To make matters worse, Shaker, who weighed 17 stone before his capture, has also spent much of the last three and a half years on a hunger strike, and at one point weighed only eight and half stone. Embarking on a hunger strike at Guantánamo is a gruesome process, which involves being strapped into a restraint chair and force-fed twice a day through a tube inserted into the stomach through the nose, but as long ago as November 2005, Shaker appealed for his right to die by starving himself, seeing no other way in which the protest the conditions in which he and his fellow prisoners were held, “I am dying here every day, mentally and physically,” he wrote. “This is happening to all of us. We have been ignored, locked up in the middle of the ocean for years. Rather than humiliate myself, having to beg for water, I would rather hurry up the process that is going to happen anyway … I want to make it easy on everyone. I want no feeding, no forced tubes, no ‘help,’ no ‘intensive assisted feeding,’ This is my legal right.”

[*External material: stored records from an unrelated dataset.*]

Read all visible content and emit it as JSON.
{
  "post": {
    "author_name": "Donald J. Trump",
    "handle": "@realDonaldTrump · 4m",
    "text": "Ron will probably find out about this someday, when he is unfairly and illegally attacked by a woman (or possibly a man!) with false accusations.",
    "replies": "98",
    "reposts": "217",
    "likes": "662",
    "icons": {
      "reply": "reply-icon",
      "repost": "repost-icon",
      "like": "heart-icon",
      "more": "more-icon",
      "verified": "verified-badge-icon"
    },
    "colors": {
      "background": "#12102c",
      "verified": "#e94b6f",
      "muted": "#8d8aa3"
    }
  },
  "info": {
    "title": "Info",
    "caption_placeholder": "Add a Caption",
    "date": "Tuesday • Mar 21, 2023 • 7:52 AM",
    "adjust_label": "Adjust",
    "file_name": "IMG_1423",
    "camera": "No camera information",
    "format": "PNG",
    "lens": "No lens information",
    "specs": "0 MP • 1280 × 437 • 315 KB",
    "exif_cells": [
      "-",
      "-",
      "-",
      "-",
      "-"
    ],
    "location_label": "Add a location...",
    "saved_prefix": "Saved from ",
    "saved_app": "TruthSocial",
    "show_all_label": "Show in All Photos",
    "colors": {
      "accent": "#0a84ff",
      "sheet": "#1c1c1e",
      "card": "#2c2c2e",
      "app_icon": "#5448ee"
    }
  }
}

Why is Shaker still at Guantánamo?
There is no good reason why Shaker is still held, beyond the fact that he long ago carved out a niche for himself as a particularly significant prisoner because of his eloquence, his command of the English language and his resistance to injustice. The US authorities have made feeble attempts to implicate him in terrorist activities, but have never substantiated any of them. In August 2007, for example, shortly after the British government requested the return of five British residents, including Shaker, Sandra Hodgkinson, the deputy assistant secretary of defense for detainee affairs in the Pentagon, responded by conjuring up allegations that had never surfaced before, including a claim that Shaker “lived on stipends in Afghanistan paid by [Osama] bin Laden.” As Moazzam explained in response, “I find that really funny because we used to live together in the same house … I know he didn’t have any stipends from anybody.”
What makes his continued detention particularly galling is that he has, officially, been cleared for release from Guantánamo by the authorities, as part of a series of annual reviews designed to ascertain who is still regarded as dangerous and/or of ongoing intelligence value, and who can be released. On this basis, he should have been on the plane that flew Binyam Mohamed back from Guantánamo on February 23, but he was not. Compounding this lingering injustice -- and demonstrating that, when it comes to releasing prisoners from Guantánamo, the whims of the Bush administration are still in effect -- the Independent reported that a party of Foreign and Commonwealth Office officials, who visited Binyam at Guantánamo before his release, also had “limited contact” with Shaker, and that a spokesman for the FCO explained that “the Americans had told the British Government that they still had security concerns about Mr. Aamer and would not release him.”
It is, surely, time for this long travesty of justice -- which has appalled Shaker Aamer to the core of his being and has driven him to the edge of his sanity -- to come to an end.